Execution Agent

Execution Agent

The Execution Agent is at the heart of executing programs in our system. Its role is simple but vital: to take a program and make sure it runs as expected. To do this, it needs access to specific tools, and which tools it needs will depend on how the overall system is structured. So, let’s pause and think through the fundamentals of how our system should work before diving too deeply into the agent’s specific functions.

Key Assumptions

Our approach assumes that:

  • The system is distributed
  • The system uses Event-Driven Architecture (EDA)
  • The system is modular

These assumptions help us create a more flexible, powerful setup that can scale and adapt to various demands.
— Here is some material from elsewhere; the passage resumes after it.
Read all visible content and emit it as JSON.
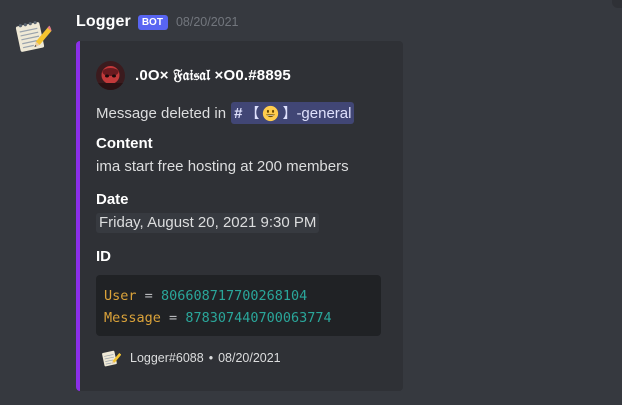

Each assumption brings some benefits and helps us address different needs of the system. Here’s a breakdown of each assumption and the reasoning behind it:

Distributed System

In today’s computing world, most complex systems are divided into subsystems, each with a specific role. This distribution of components lets us mix and match services to support different workflows and builds resilience—no single part depends solely on a single machine or service. Distributed systems allow for more robust setups and let us spread the load across many machines or environments.

Event-Driven Architecture (EDA)

EDA is a method for organizing code that fits well with distributed systems, especially those built on our declarative, English-as-a-Programming-Language (EaaPL) model. EDA revolves around responding to “events” like actions or requests as they happen. For example, when you get a new email or a button is clicked, those are events. By organizing our system to respond to events, we can easily add features like logging and debugging since we’ll always know what triggered any action.

Modularity

A modular system has a couple of major benefits, but here, security is the standout. By modularizing our code, we can limit which parts of the system have access to sensitive information or actions. We do this by creating an allowlist—a list of specific tools or permissions that each module has. For instance, an email-sending module might be able to send emails but not access user data. This modular approach lets us expand the system with new features by adding new modules without worrying about them having unchecked access.


Execution Agent Walkthrough

The Execution Agent’s main role is to manage program execution by “provisioning” a worker—basically, assigning a worker to do the job. Once a program is done running, the agent will “release” the worker, freeing it up for other tasks. In simpler terms, it’s like assigning a person to a task and then letting them go once it’s completed. This approach also lets us add more workers if the workload grows, making the system scalable.

The agent has other responsibilities, too. It listens for errors or issues that might pop up while a worker is handling a task. If something goes wrong, the agent will try to fix the issue, retry the task if needed, and report any persistent problems back to the system. If the agent is designed well, it could also assign tasks to workers in locations that improve performance, like nearby servers.

Each worker follows a specific “plan” made up of steps. For example, let’s say you want the system to:

Send an email to all my contacts that says "Hello World!"

Here’s how the steps in that plan might look:

a. Get all contacts
b. Compose Email message: "Hello World!"
c. Send emails (requires steps a and b)

For each step, the worker publishes an “event” to the system. First, it might ask for the list of contacts, then create the message, and finally send the emails once the information is ready. Each step triggers the next, allowing the worker to get information as it’s needed.

Since this is an event-driven system, the worker can “subscribe” to events that give it the information for each step. This way, it knows exactly when a step has been completed and can move on to the next one. This “subscribe and wait” approach makes the system highly efficient and responsive.

Handling Errors

Errors are a natural part of any system, and the worker should be equipped to handle most of them. But, sometimes, more significant problems need special attention. For example, a worker might “fail” if it doesn’t receive a response in time or if it’s overwhelmed. When this happens, the agent can report the issue to other parts of the system so they can respond. Error handling deserves its own discussion, but this setup ensures that problems don’t stall the system. The right checks keep things moving smoothly, even when issues arise.

This modular, distributed, event-driven setup helps us build a system that scales, adapts, and securely manages its resources. And it’s a robust foundation for English-as-a-Programming-Language, making programming more intuitive and accessible.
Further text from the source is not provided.